Leroy Lewis

Personal information
- Full name: Leroy Delano Sherrier Lewis
- Date of birth: 29 May 1945
- Place of birth: Limón, Costa Rica
- Date of death: 13 September 2021 (aged 76)
- Place of death: Limón, Costa Rica

Senior career*
- Years: Team / Apps / (Gls)
- 1964–1970: Limonense
- 1971–1977: Uruguay de Coronado

Managerial career
- 1980–1982: Limonense
- 1983–1985: Sagrada Familia
- 1986–1987: Municipal Puntarenas
- 1987–1988: Alajuelense
- 1990–1993: Uruguay de Coronado
- 2001: Belize
- 2002–2003: Guanacasteca
- 2012–2013: Belize
- 2014: Belmopan Bandits
- 2014–2015: Belize

= Leroy Lewis (footballer) =

Costa Rican footballer and coach (1945–2021)

Leroy Sherrier Lewis (29 May 1945 – 13 September 2021) was a Costa Rican football player and coach.
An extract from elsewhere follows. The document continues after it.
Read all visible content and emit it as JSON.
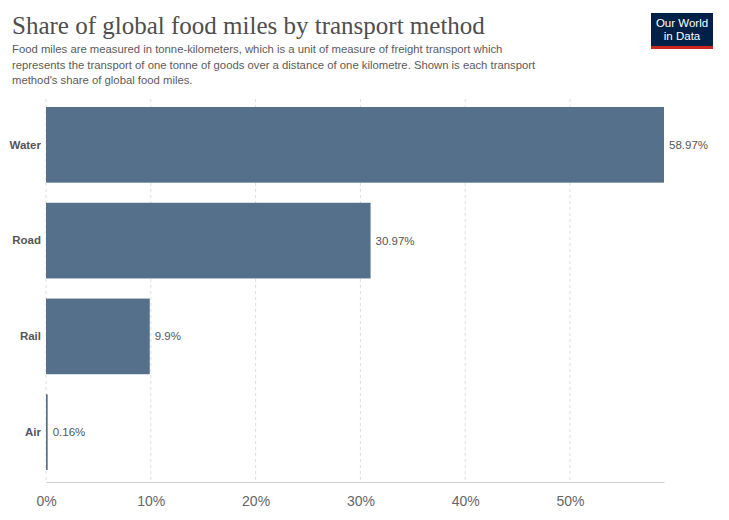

In his native country, he led his hometown team Limonense to their best performance in the top flight league, finishing as runners-up. He also found success in Belize, where he led the Belize national team to their best result at the Copa Centroamericana, finishing four at the 2013 edition, thus qualifying to the 2013 CONCACAF Gold Cup, Belize's only participation at such tournament so far.

==Playing career==
As a player, he played in his native Costa Rica with AD Limonese and Uruguay de Coronado.

==Coaching career==
Lewis coached teams in Costa Rica and Belize, winning the national championships in Costa Rica and Belize with Guanacasteca (Segunda División de Costa Rica) and Belmopan Bandits (Belize Premier Football League) respectively. He also coached Belize national team on three occasions.

==Death==
Lewis died on 13 September 2021 at his home after battling with prostate cancer.